Former President Ronald Reagan would have turned 110 last Saturday, and many Americans of all political stripes still reflect with nostalgia and pride on our memories of the president known as the Gipper.

Many of the pieces commemorating Reagan’s milestone birthday focused on the political ramifications of Reagan’s presidency, but paid little attention to the man beyond the myth.

By concentrating on Reagan’s role in ending the Cold War, in spurring the economic ingenuity and machinery of the Reagan Revolution, in handling the war on drugs, and his involvement in the Iran-Contra Affair, they miss a deeper analysis of the person himself, and what he represents as a fellow American rather than simply as president.

One can hardly blame them.
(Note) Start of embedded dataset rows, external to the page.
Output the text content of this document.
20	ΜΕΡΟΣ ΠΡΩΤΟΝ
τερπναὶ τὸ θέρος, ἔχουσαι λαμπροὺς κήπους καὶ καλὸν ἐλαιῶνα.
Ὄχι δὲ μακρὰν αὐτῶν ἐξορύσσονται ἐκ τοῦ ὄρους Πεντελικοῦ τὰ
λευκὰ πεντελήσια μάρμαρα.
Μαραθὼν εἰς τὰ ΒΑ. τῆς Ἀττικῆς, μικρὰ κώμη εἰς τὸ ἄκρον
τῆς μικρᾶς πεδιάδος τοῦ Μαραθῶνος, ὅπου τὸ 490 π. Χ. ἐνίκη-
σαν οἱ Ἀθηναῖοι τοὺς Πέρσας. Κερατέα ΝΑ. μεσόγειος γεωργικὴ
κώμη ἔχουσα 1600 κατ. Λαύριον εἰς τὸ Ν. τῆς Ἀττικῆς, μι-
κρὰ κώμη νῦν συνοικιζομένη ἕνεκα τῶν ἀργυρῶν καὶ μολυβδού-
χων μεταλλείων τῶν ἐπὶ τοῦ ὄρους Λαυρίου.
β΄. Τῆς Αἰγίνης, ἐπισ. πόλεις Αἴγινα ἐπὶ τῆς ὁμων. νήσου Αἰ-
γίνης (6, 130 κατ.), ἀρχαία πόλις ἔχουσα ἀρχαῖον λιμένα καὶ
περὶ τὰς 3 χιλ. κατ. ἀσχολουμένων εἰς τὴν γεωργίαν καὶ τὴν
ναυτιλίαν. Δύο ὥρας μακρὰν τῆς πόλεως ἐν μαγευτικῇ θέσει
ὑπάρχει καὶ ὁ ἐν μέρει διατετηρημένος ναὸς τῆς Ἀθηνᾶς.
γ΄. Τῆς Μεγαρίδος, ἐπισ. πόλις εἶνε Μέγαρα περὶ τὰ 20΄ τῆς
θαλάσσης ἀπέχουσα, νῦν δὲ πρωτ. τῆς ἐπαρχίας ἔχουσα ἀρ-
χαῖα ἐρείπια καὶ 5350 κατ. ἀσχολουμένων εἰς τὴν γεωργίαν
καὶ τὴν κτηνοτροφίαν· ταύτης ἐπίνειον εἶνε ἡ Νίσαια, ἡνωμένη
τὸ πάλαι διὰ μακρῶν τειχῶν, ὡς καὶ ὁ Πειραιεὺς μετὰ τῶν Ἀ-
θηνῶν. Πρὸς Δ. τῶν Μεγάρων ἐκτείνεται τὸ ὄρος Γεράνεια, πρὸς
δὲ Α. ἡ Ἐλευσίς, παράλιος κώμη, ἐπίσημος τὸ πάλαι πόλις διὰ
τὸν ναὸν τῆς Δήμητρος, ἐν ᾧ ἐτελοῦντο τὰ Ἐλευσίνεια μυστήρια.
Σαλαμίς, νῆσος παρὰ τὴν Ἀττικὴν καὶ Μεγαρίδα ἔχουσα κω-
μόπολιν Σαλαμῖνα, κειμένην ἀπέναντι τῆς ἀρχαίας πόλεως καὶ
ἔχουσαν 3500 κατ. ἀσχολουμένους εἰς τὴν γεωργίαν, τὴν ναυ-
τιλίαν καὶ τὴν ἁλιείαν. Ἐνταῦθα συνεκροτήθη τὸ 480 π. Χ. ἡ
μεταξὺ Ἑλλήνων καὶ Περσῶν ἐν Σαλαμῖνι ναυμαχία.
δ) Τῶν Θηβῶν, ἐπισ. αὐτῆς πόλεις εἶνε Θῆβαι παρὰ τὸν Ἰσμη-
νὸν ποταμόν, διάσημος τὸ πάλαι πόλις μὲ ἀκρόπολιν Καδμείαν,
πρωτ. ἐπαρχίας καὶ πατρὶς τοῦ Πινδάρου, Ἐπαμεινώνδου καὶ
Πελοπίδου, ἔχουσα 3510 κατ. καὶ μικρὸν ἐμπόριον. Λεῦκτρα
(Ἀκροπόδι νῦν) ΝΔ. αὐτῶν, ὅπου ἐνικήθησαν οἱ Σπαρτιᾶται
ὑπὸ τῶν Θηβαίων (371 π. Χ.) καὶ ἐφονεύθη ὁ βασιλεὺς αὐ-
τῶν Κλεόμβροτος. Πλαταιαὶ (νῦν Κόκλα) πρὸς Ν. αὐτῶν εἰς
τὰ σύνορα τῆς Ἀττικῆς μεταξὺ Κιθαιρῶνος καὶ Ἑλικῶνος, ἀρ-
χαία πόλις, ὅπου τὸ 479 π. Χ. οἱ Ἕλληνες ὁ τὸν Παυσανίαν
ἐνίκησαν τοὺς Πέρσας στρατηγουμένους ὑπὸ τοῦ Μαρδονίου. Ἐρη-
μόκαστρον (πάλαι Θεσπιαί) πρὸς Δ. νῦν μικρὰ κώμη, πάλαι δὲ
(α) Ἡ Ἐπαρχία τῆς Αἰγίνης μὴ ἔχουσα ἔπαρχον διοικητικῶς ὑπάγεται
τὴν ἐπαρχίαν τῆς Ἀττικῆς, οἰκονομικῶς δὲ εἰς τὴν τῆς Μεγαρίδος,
As one of his biographers, Lou Cannon, noted, “People who had worked for him much of their lives suspected that there was something beneath the surface they had never seen, but they did not know what the something was.”

Democrats look up to icons such as former President John F. Kennedy and Martin Luther King Jr.—worthy role models in their own right for the causes they served.

But what does Reagan represent to young conservatives or even the younger generation as a whole?

Perhaps “Bedtime for Bonzo,” in which Reagan plays a professor who tries to parent a chimp, unintentionally offers a deeper glimpse of Reagan’s own thoughts on the subject.

“A lot of people think they were born better than others. I’m trying to prove it’s the way you’re raised that counts,” Reagan’s character says in the movie. “But even a monkey brought up in the right surroundings can learn the meaning of decency and honesty.”

Reagan learned this growing up in poverty with an alcoholic father in a small town in Illinois.

He played football at Eureka College, where he also served as the student body president and routinely participated in the school theater. Like his own dad, who refused to join the KKK because of his commitment to racial equality, Reagan defied the segregation and racism of his times by inviting his black football teammates to his mother’s house when a local hotel refused them entry.

A radio commentator and Hollywood actor who was often derided by the elites, he earned the title of the Great Communicator, with his incredible ability to understand the wishes of the other side, whether it be former Soviet leader Mikhail Gorbachev, the East Germans, or opponents in Congress. 

His faith in the goodness of his fellow man—informed by the Christian faith of his mother, his positive outlook, and his self-contained private life—enabled him to leave a unique mark on the world.

As Former President Barack Obama once reflected, “Ronald Reagan changed the trajectory of America in a way that, you know, Richard Nixon did not and in a way that Bill Clinton did not … he tapped into what people were already feeling, which was: We want clarity, we want optimism, we want a return to that sense of dynamism and entrepreneurship that had been missing.”

As a president, but more importantly as a person, Reagan’s sense of purpose illustrated an abiding, fundamental, and optimistic faith in the American dream. Perhaps he believed in its vision because he had lived and exemplified it in so many respects.

As Reagan confidante Edwin Meese has recounted, one of Reagan’s favorite jokes concerned a psychiatrist, a young boy, and a dung heap. The psychiatrist takes the young boy into a stable with a dung heap. The boy enthusiastically dives in. The psychiatrist asks why. The boy says he figured if there was that much dung, there must be a pony in there somewhere.

Unlike some of his predecessors, such as Presidents Richard Nixon and Lyndon Johnson, whose win-at-all-costs mentalities tarnished their legacies, Reagan deployed a twinkle in the eye and a disarming and simplistic ease that would resonate with all of us.

Despite obstacles in his youth and political career not unlike those of Nixon and Johnson, Reagan always maintained a sense of optimism.

Nixon’s favorite movie was “Patton,” which depicts the story of an intense World War II general who infamously slapped one of his subordinates. Kennedy enjoyed James Bond books and movies. Reagan’s favorite film was the “The Sound of Music,” in which the von Trapps, a gifted family who bond through music, are forced to escape their home in Austria to avoid persecution by the Nazis.

The theme of the musical is one that Reagan would have understood well. Even after Americans lost faith in their government during some of the gloomiest and polarizing times in our nation’s history, Reagan, through his optimism and heart-warming smile, found a way to restore it.

Sadly, Christopher Plummer, the actor who played the role of Captain von Trapp in “The Sound of Music,” died last Friday, a day before Reagan’s birthday, and George Shultz, secretary of state for most of Reagan’s two terms, died on Sunday.

As tragic as these coincidences are, they are also fitting. Reagan, Plummer, and Shultz, through their work, touched countless lives and gave hope to millions. 

They gave the hope that no matter how dark and dire things are, no matter how trapped we young people feel in our own lives, how insecure we feel about our futures, there is always reason to have faith in the goodness of others and to have optimism for the future.